If you know what data you want, you should explicitly ask for it. IMO, GET and POST are two different animals and I can't think of a good reason why you would ever need to mix post data and query strings. If anyone has one, I'd be interested.

It can be convenient to use $_REQUEST when your scripts might respond to either GET or POST in the same manner. I would argue though that this should be an extremely rare case, and in most instances two separate functions to handle two separate concepts, or at the very least checking the method and selecting the correct variables, is preferred. Program flow is usually a lot easier to follow when it's not necessary to cross reference where the variables might be coming from. Be kind to the person who has to maintain your code in 6 months time. It might be you.
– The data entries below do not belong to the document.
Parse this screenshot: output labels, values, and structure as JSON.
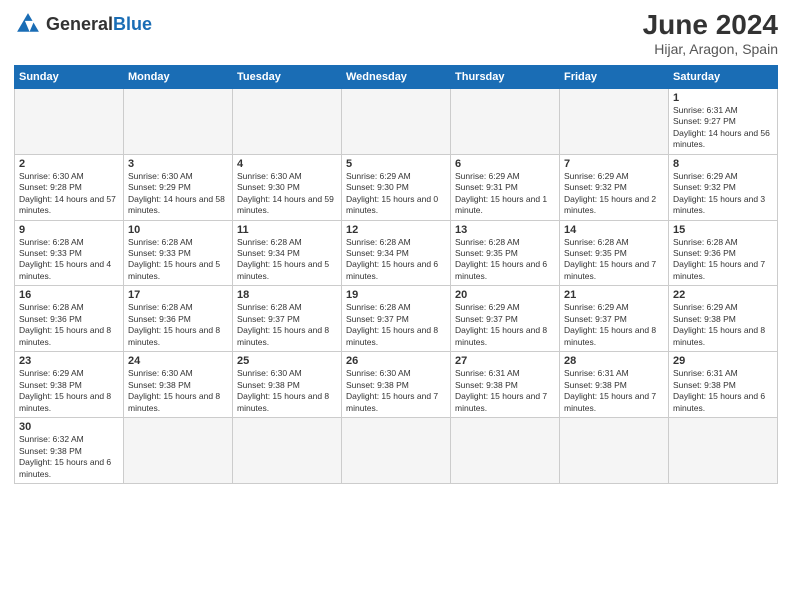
{
  "header": {
    "logo_general": "General",
    "logo_blue": "Blue",
    "title": "June 2024",
    "subtitle": "Hijar, Aragon, Spain"
  },
  "days_of_week": [
    "Sunday",
    "Monday",
    "Tuesday",
    "Wednesday",
    "Thursday",
    "Friday",
    "Saturday"
  ],
  "weeks": [
    [
      {
        "day": "",
        "info": ""
      },
      {
        "day": "",
        "info": ""
      },
      {
        "day": "",
        "info": ""
      },
      {
        "day": "",
        "info": ""
      },
      {
        "day": "",
        "info": ""
      },
      {
        "day": "",
        "info": ""
      },
      {
        "day": "1",
        "info": "Sunrise: 6:31 AM\nSunset: 9:27 PM\nDaylight: 14 hours and 56 minutes."
      }
    ],
    [
      {
        "day": "2",
        "info": "Sunrise: 6:30 AM\nSunset: 9:28 PM\nDaylight: 14 hours and 57 minutes."
      },
      {
        "day": "3",
        "info": "Sunrise: 6:30 AM\nSunset: 9:29 PM\nDaylight: 14 hours and 58 minutes."
      },
      {
        "day": "4",
        "info": "Sunrise: 6:30 AM\nSunset: 9:30 PM\nDaylight: 14 hours and 59 minutes."
      },
      {
        "day": "5",
        "info": "Sunrise: 6:29 AM\nSunset: 9:30 PM\nDaylight: 15 hours and 0 minutes."
      },
      {
        "day": "6",
        "info": "Sunrise: 6:29 AM\nSunset: 9:31 PM\nDaylight: 15 hours and 1 minute."
      },
      {
        "day": "7",
        "info": "Sunrise: 6:29 AM\nSunset: 9:32 PM\nDaylight: 15 hours and 2 minutes."
      },
      {
        "day": "8",
        "info": "Sunrise: 6:29 AM\nSunset: 9:32 PM\nDaylight: 15 hours and 3 minutes."
      }
    ],
    [
      {
        "day": "9",
        "info": "Sunrise: 6:28 AM\nSunset: 9:33 PM\nDaylight: 15 hours and 4 minutes."
      },
      {
        "day": "10",
        "info": "Sunrise: 6:28 AM\nSunset: 9:33 PM\nDaylight: 15 hours and 5 minutes."
      },
      {
        "day": "11",
        "info": "Sunrise: 6:28 AM\nSunset: 9:34 PM\nDaylight: 15 hours and 5 minutes."
      },
      {
        "day": "12",
        "info": "Sunrise: 6:28 AM\nSunset: 9:34 PM\nDaylight: 15 hours and 6 minutes."
      },
      {
        "day": "13",
        "info": "Sunrise: 6:28 AM\nSunset: 9:35 PM\nDaylight: 15 hours and 6 minutes."
      },
      {
        "day": "14",
        "info": "Sunrise: 6:28 AM\nSunset: 9:35 PM\nDaylight: 15 hours and 7 minutes."
      },
      {
        "day": "15",
        "info": "Sunrise: 6:28 AM\nSunset: 9:36 PM\nDaylight: 15 hours and 7 minutes."
      }
    ],
    [
      {
        "day": "16",
        "info": "Sunrise: 6:28 AM\nSunset: 9:36 PM\nDaylight: 15 hours and 8 minutes."
      },
      {
        "day": "17",
        "info": "Sunrise: 6:28 AM\nSunset: 9:36 PM\nDaylight: 15 hours and 8 minutes."
      },
      {
        "day": "18",
        "info": "Sunrise: 6:28 AM\nSunset: 9:37 PM\nDaylight: 15 hours and 8 minutes."
      },
      {
        "day": "19",
        "info": "Sunrise: 6:28 AM\nSunset: 9:37 PM\nDaylight: 15 hours and 8 minutes."
      },
      {
        "day": "20",
        "info": "Sunrise: 6:29 AM\nSunset: 9:37 PM\nDaylight: 15 hours and 8 minutes."
      },
      {
        "day": "21",
        "info": "Sunrise: 6:29 AM\nSunset: 9:37 PM\nDaylight: 15 hours and 8 minutes."
      },
      {
        "day": "22",
        "info": "Sunrise: 6:29 AM\nSunset: 9:38 PM\nDaylight: 15 hours and 8 minutes."
      }
    ],
    [
      {
        "day": "23",
        "info": "Sunrise: 6:29 AM\nSunset: 9:38 PM\nDaylight: 15 hours and 8 minutes."
      },
      {
        "day": "24",
        "info": "Sunrise: 6:30 AM\nSunset: 9:38 PM\nDaylight: 15 hours and 8 minutes."
      },
      {
        "day": "25",
        "info": "Sunrise: 6:30 AM\nSunset: 9:38 PM\nDaylight: 15 hours and 8 minutes."
      },
      {
        "day": "26",
        "info": "Sunrise: 6:30 AM\nSunset: 9:38 PM\nDaylight: 15 hours and 7 minutes."
      },
      {
        "day": "27",
        "info": "Sunrise: 6:31 AM\nSunset: 9:38 PM\nDaylight: 15 hours and 7 minutes."
      },
      {
        "day": "28",
        "info": "Sunrise: 6:31 AM\nSunset: 9:38 PM\nDaylight: 15 hours and 7 minutes."
      },
      {
        "day": "29",
        "info": "Sunrise: 6:31 AM\nSunset: 9:38 PM\nDaylight: 15 hours and 6 minutes."
      }
    ],
    [
      {
        "day": "30",
        "info": "Sunrise: 6:32 AM\nSunset: 9:38 PM\nDaylight: 15 hours and 6 minutes."
      },
      {
        "day": "",
        "info": ""
      },
      {
        "day": "",
        "info": ""
      },
      {
        "day": "",
        "info": ""
      },
      {
        "day": "",
        "info": ""
      },
      {
        "day": "",
        "info": ""
      },
      {
        "day": "",
        "info": ""
      }
    ]
  ]
}
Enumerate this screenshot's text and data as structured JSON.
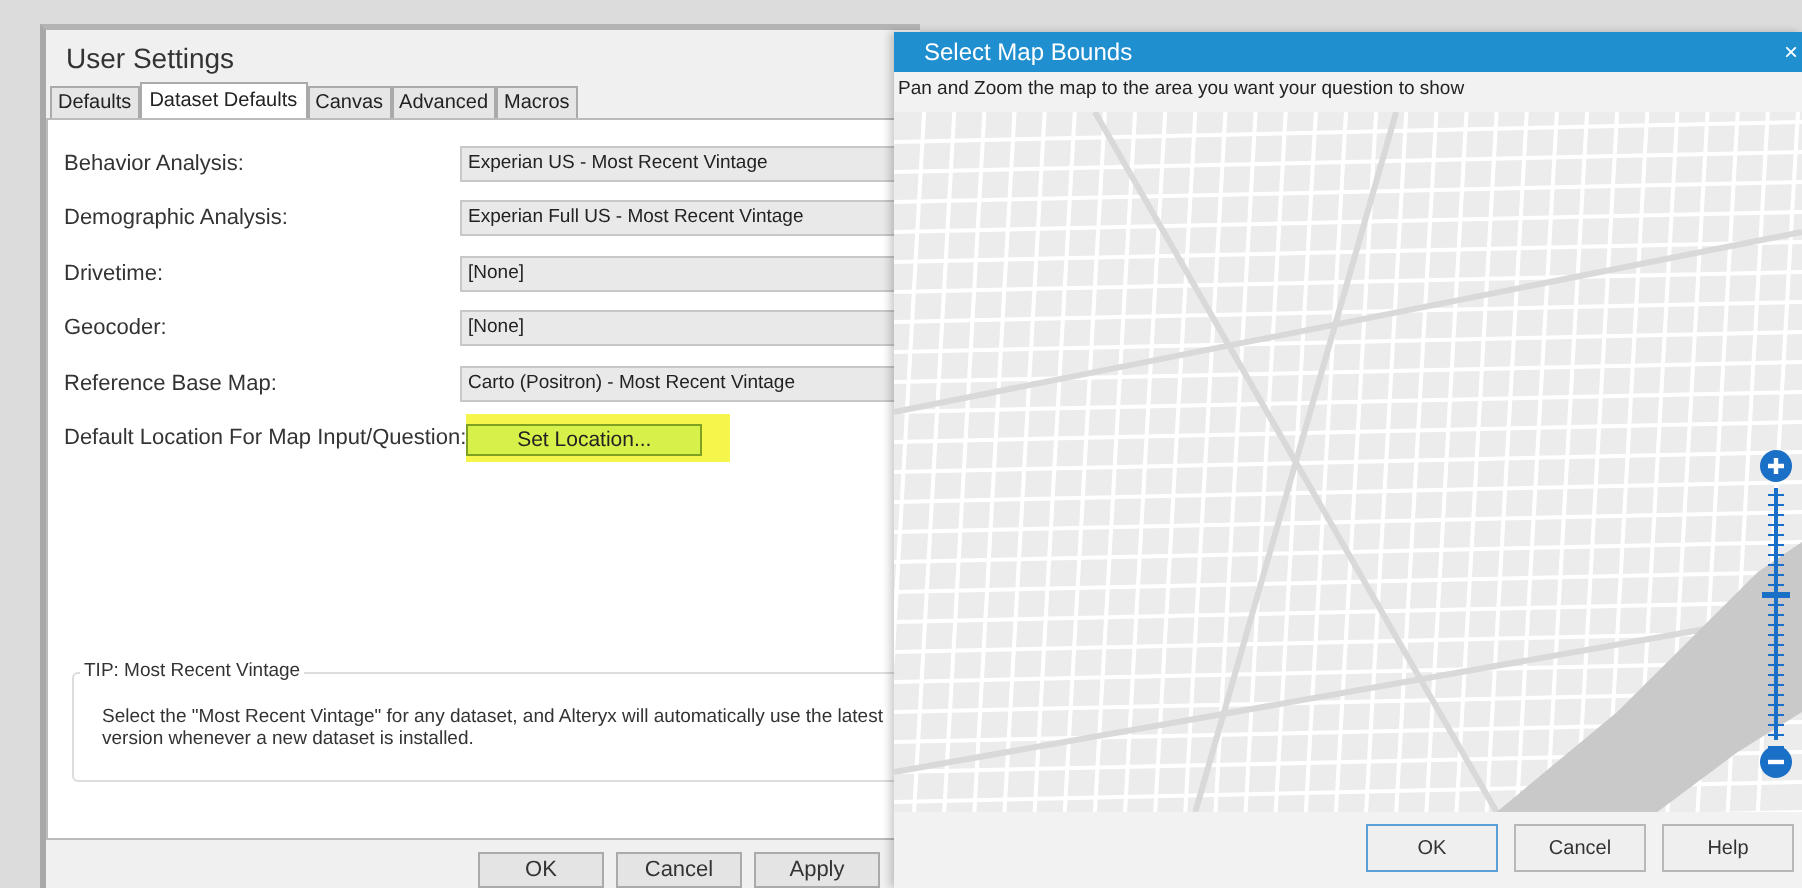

In addition to the security problems and WTFs caused by cookies and environment variables in the REQUEST variable (don't get me started on GLOBAL), consider what might happen in the future if PHP started natively supporting other methods such as PUT and DELETE. While it's extremely unlikely that these would be merged into the REQUEST superglobal, it's possible they could be included as on option in the variable_order setting. So you really have no idea whatsoever what REQUEST holds, and what is taking precedence, particularly if your code is deployed on a third-party server.

Is POST safer than GET? Not really. It's better to use GET where practical because it's easier to see in your logs how your application is being exploited when it gets attacked. POST is better for operations that affect domain state because spiders generally don't follow them, and predictive fetching mechanisms won't delete all your content when you log into your CMS. However, the question was not about the merits of GET vs POST, it was about how the receiver should treat the incoming data and why it's bad to merge it, so this is really just a BTW.